On the contrary, N-substituted 5-amino-6-methylpyrazine-2,3-dicarbonitriles were found to inhibit the Hill reaction in spinach chloroplasts which indicated that these compounds act as PS2 inhibitors.The IC₅₀ values related to PET inhibition varied in the investigated set in the range from 16.4 μmol/L (3; R = 3,4-Cl) to 487.0 μmol/L (14; R = 3-NO₂). The lipophilicity of the compounds was determinant for PET‑inhibiting activity. The site of inhibitory action of studied compounds in the photosynthetic apparatus is situated both on the donor and on the acceptor side of PS2. Perturbation of the Chla-protein complexes in the thylakoid membranes caused by the tested compounds was documented by a decrease of the Chla emission band intensity at 686 nm belonging to the pigment‑protein complexes in photosystem 2.
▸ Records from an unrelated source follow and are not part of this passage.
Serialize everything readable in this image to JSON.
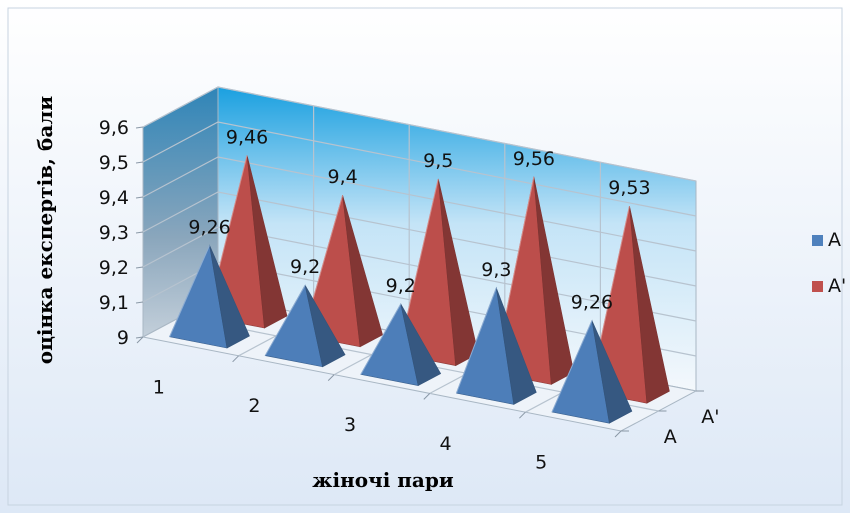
{
  "chart_data": {
    "type": "bar",
    "style": "3d-pyramid",
    "categories": [
      "1",
      "2",
      "3",
      "4",
      "5"
    ],
    "series": [
      {
        "name": "A",
        "values": [
          9.26,
          9.2,
          9.2,
          9.3,
          9.26
        ],
        "labels": [
          "9,26",
          "9,2",
          "9,2",
          "9,3",
          "9,26"
        ],
        "color": "#4f81bd"
      },
      {
        "name": "A'",
        "values": [
          9.46,
          9.4,
          9.5,
          9.56,
          9.53
        ],
        "labels": [
          "9,46",
          "9,4",
          "9,5",
          "9,56",
          "9,53"
        ],
        "color": "#c0504d"
      }
    ],
    "ylim": [
      9,
      9.6
    ],
    "yticks": [
      "9",
      "9,1",
      "9,2",
      "9,3",
      "9,4",
      "9,5",
      "9,6"
    ],
    "depth_labels": [
      "A",
      "A'"
    ],
    "xlabel": "жіночі пари",
    "ylabel": "оцінка експертів, бали",
    "grid": true,
    "legend": "right"
  }
}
Based on the obtained results it can be assumed that the antifungal and antibacterial activities of studied compounds are not directly dependent on lipophilicity. This conclusion cannot be applied for the herbicidal activity because there is a linear dependence between activity and lipophilicity. Dependence between antimycobacterial activity and the benzyl substituents was found. This reliance was expressed by the lipophilicity parameter log k resp. π constant and showed the importance of the ring-substituted benzyl moiety.